Research Group
in Analytic Philosophy

Attention Norms in the Balance: Exploring Beyond Relevance

Date: 09 May 2024

Time: 11:00

Place: Room 410 (UB)

Abstract

Philosophers of mind and ethicists have recently become intrigued by norms ofattention. That is, how (if at all) can we appropriately evaluate whether someone is attending well or poorly? I argue that philosophers with disparate views implicit share a consensus about the normative problem that attention must solve. Attention norms must tell us how to limit our attention, so that we attend to what is relevant and ignore what is irrelevant in our current context. In a slogan, attention norms are relevance norms. But relevance norms can become viciously circular, insofar as they can reinforce our mistaken assumptions about what is relevant in our context. From such cases of circular attention, I argue that attention norms cannot just be relevance norms. Rather, I argue that the overarching attention norm must be a Balancing Norm.

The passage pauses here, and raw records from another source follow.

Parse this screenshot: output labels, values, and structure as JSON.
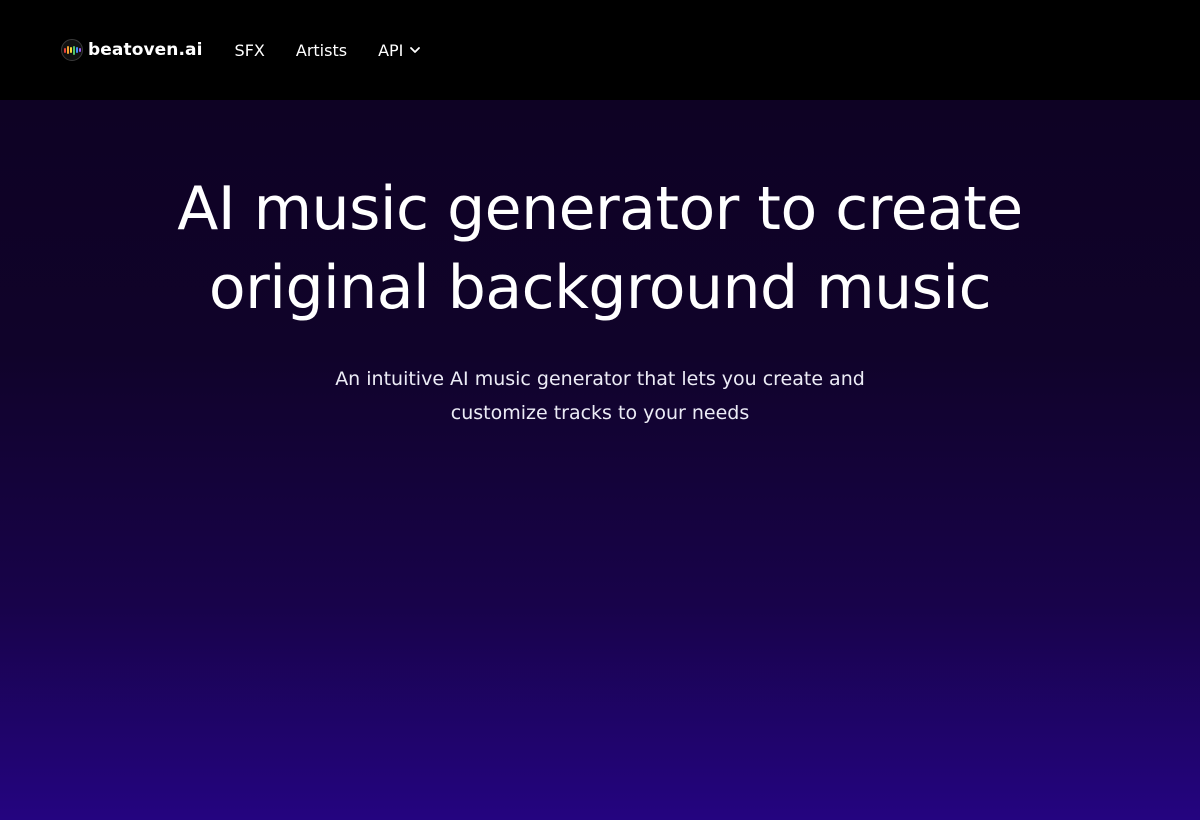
{
  "nav": {
    "logo_text": "beatoven.ai",
    "links": [
      {
        "label": "SFX"
      },
      {
        "label": "Artists"
      },
      {
        "label": "API"
      }
    ]
  },
  "hero": {
    "title_line1": "AI music generator to create",
    "title_line2": "original background music",
    "subtitle_line1": "An intuitive AI music generator that lets you create and",
    "subtitle_line2": "customize tracks to your needs"
  },
  "colors": {
    "nav_bg": "#000000",
    "hero_top": "#0e0224",
    "hero_bottom": "#240480",
    "logo_bars": [
      "#e8423b",
      "#f4a52f",
      "#f7d83a",
      "#4fc36a",
      "#3e8ef7",
      "#9b5cf6"
    ]
  },
  "icons": {
    "logo": "beatoven-waveform-logo-icon",
    "api_dropdown": "chevron-down-icon"
  }
}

That is, attentional agents should balance between (a) constrained modes of attention that focus on what seems relevant in your current context and (b) spontanoeus modes of attention that allow you to explore information that initially seems irrelevant. My paper begins to sketch a balancing norm of attention, explaining (among other things) the descriptive and normative profile of constrained vs spontaneous modes of attention, why attention norms are neither straightforwardly epistemic nor practical, and how “balancing” is context-sensitive, and a vague project.